И однажды, когда зима начала пятиться за укрытые снегом и льдом Рилъские горы, когда над узкими окошечками больничных покоев повисли веселые светлые сосульки и на камни монастырского двора стала, звеня, падать капель, Костя пришел к Тимоше с большим, туго набитым мешком, и они, взявшись за руки, вышли на синий свет, под золотое солнце.
Пройдя мимо церквей и келий, мимо архипастырских палат и общежительского дома, мимо многих служб и трапезной, мимо домов, где жили странники, послушники, трудники, — они вошли в баню и долго-долго плескались, мылись и просто так, ничего не делая, блаженствовали праздно, лёжа на каменных лавках и нежась в тепле, чистоте, свежести.
А потом Костя развязал мешок и с озорной улыбкой вынул рубаху, порты, сапоги — все новое, только что сшитое. И когда Тимоша надел все это, оказалось, что в мешке есть и ещё кое-что. Подмигнув другу, Костя озорно встряхнул мешок и в нем звякнули, стукнувшись друг о друга, штоф и шкалики.

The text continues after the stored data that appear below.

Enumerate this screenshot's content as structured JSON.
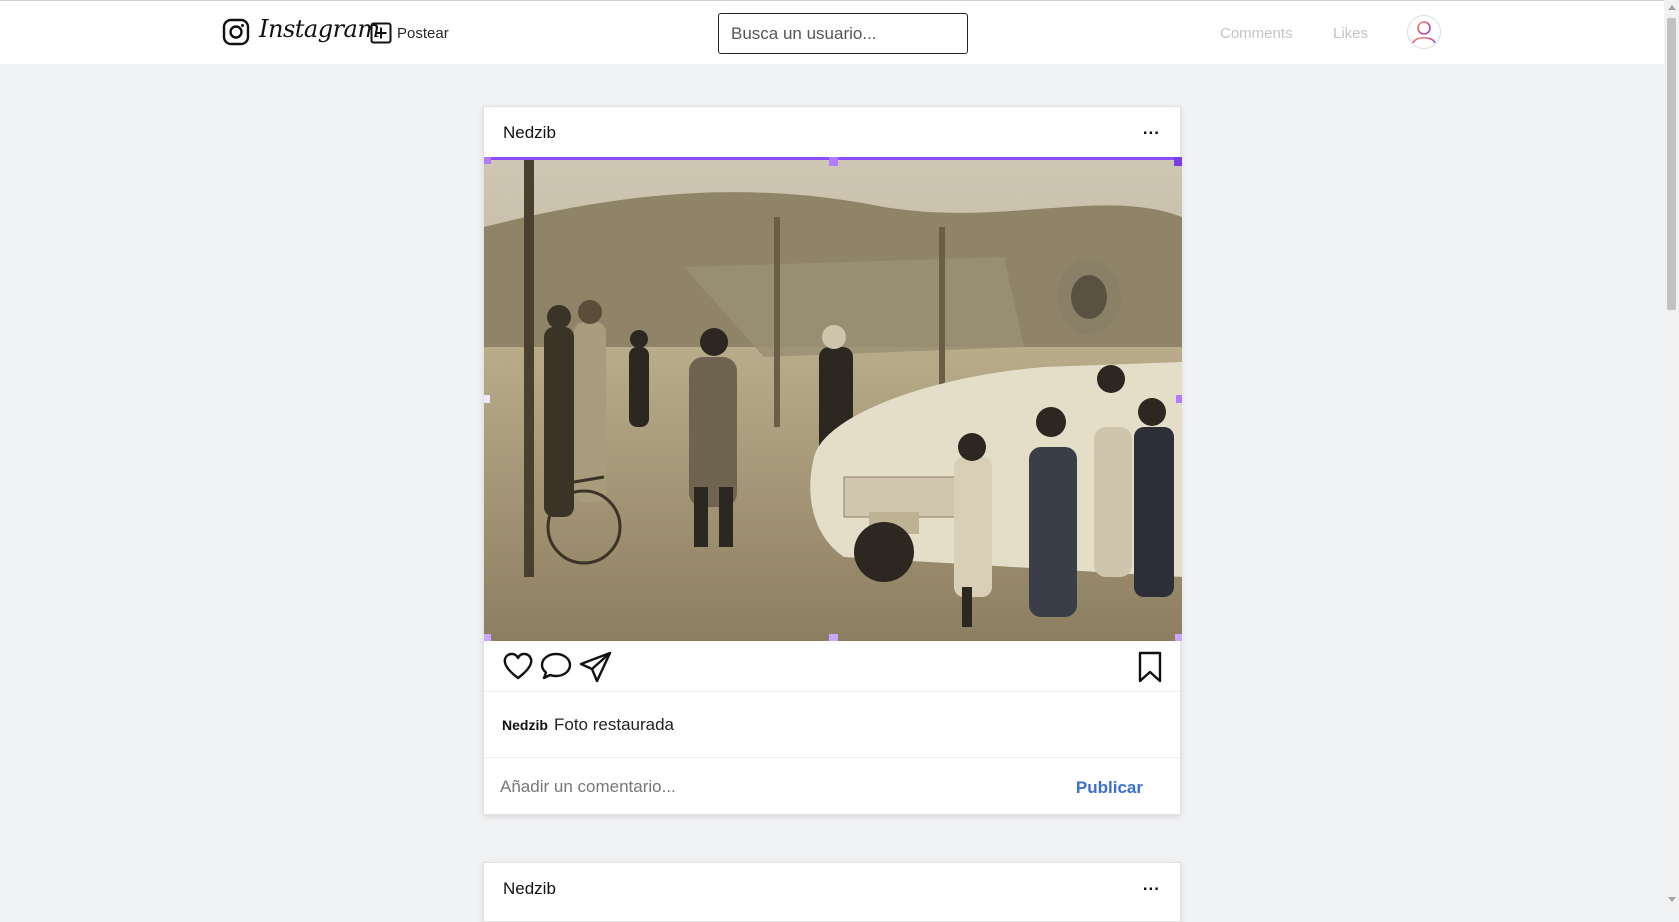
{
  "header": {
    "brand": "Instagram",
    "post_label": "Postear",
    "search_placeholder": "Busca un usuario...",
    "nav": {
      "comments": "Comments",
      "likes": "Likes"
    }
  },
  "posts": [
    {
      "user": "Nedzib",
      "more": "...",
      "caption_user": "Nedzib",
      "caption_text": "Foto restaurada",
      "comment_placeholder": "Añadir un comentario...",
      "publish_label": "Publicar"
    },
    {
      "user": "Nedzib",
      "more": "..."
    }
  ],
  "colors": {
    "background": "#f1f2f3",
    "accent_link": "#3b6fd0",
    "selection_outline": "#8a4dff"
  },
  "icons": [
    "instagram-logo-icon",
    "plus-square-icon",
    "heart-icon",
    "comment-icon",
    "share-icon",
    "bookmark-icon",
    "avatar-icon"
  ]
}
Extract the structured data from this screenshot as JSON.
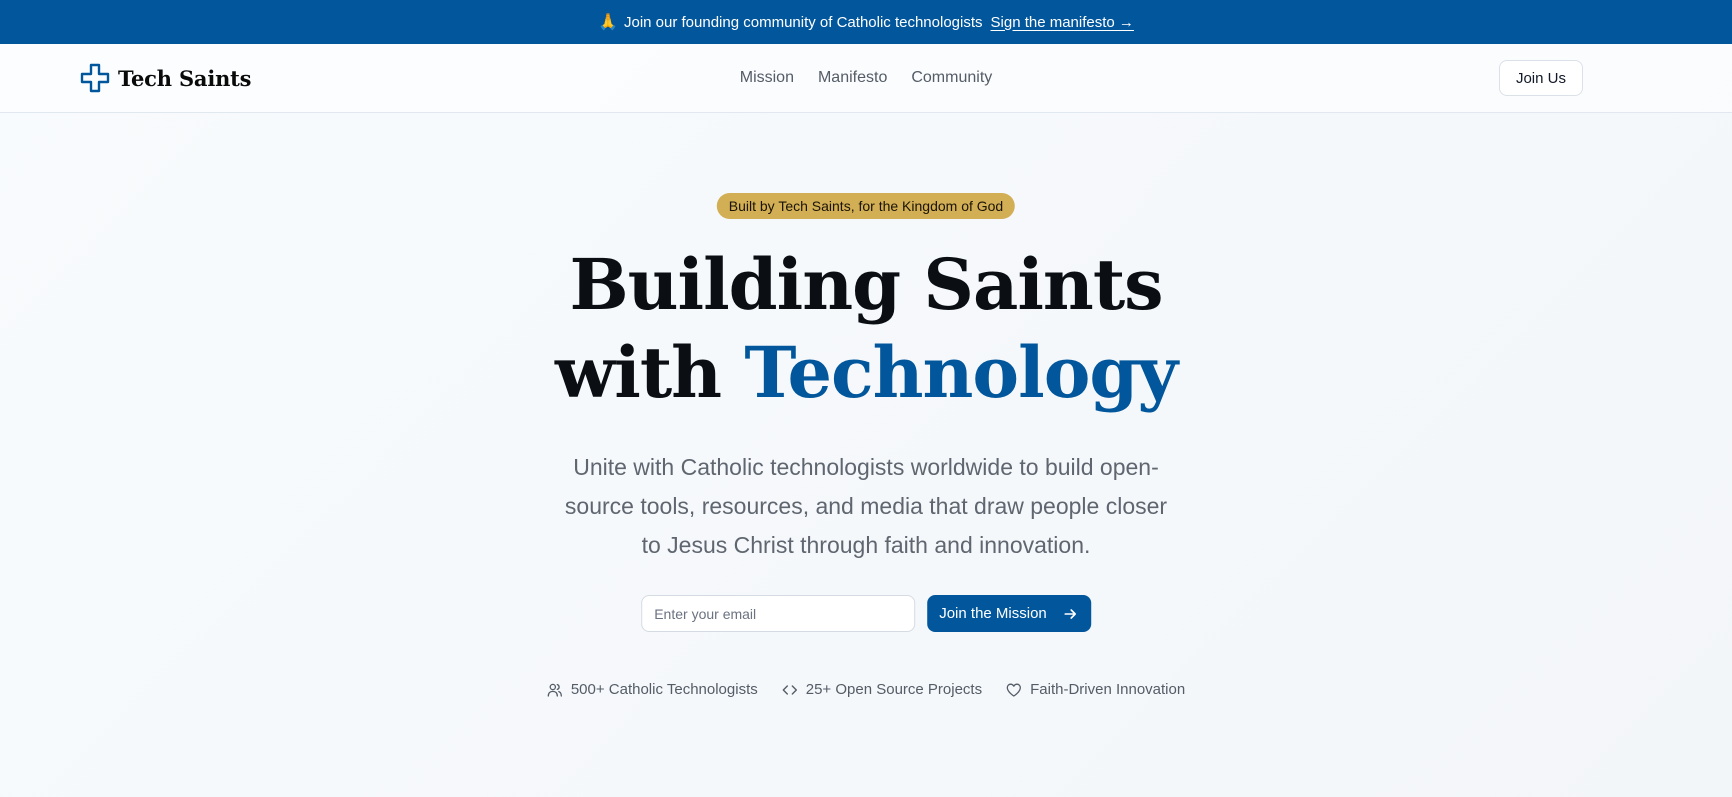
{
  "announcement": {
    "emoji": "🙏",
    "text": "Join our founding community of Catholic technologists",
    "link_label": "Sign the manifesto →"
  },
  "header": {
    "brand": {
      "name": "Tech Saints",
      "icon": "cross-icon"
    },
    "nav": [
      {
        "label": "Mission"
      },
      {
        "label": "Manifesto"
      },
      {
        "label": "Community"
      }
    ],
    "join_label": "Join Us"
  },
  "hero": {
    "badge": "Built by Tech Saints, for the Kingdom of God",
    "headline_line1": "Building Saints",
    "headline_line2_prefix": "with ",
    "headline_line2_accent": "Technology",
    "subtitle": "Unite with Catholic technologists worldwide to build open-source tools, resources, and media that draw people closer to Jesus Christ through faith and innovation.",
    "email_placeholder": "Enter your email",
    "cta_label": "Join the Mission",
    "cta_icon": "arrow-right-icon"
  },
  "stats": [
    {
      "icon": "users-icon",
      "label": "500+ Catholic Technologists"
    },
    {
      "icon": "code-icon",
      "label": "25+ Open Source Projects"
    },
    {
      "icon": "heart-icon",
      "label": "Faith-Driven Innovation"
    }
  ],
  "colors": {
    "primary": "#02579c",
    "badge": "#d2ae55",
    "muted_text": "#5f6670"
  }
}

Обогнув длинную стену обители, друзья свернули сначала на торную дорогу, потом на узкую тропинку и пошли к ближнему лесу, ещё мокрому и черному, но уже и высветленному робким пока ещё солнышком.
Разложив небольшой костерчик, друзья умостились на еловых лапах, как в давние лета возле Вологды, когда застигала их в лесу ночь, а земля была холодна и сыра.
В лесу пахло талым снегом, прелым прошлогодним листом, дымом костра и той невыразимой свежестью, какую приносят в самом начале весны летящие с полудня теплые ветры.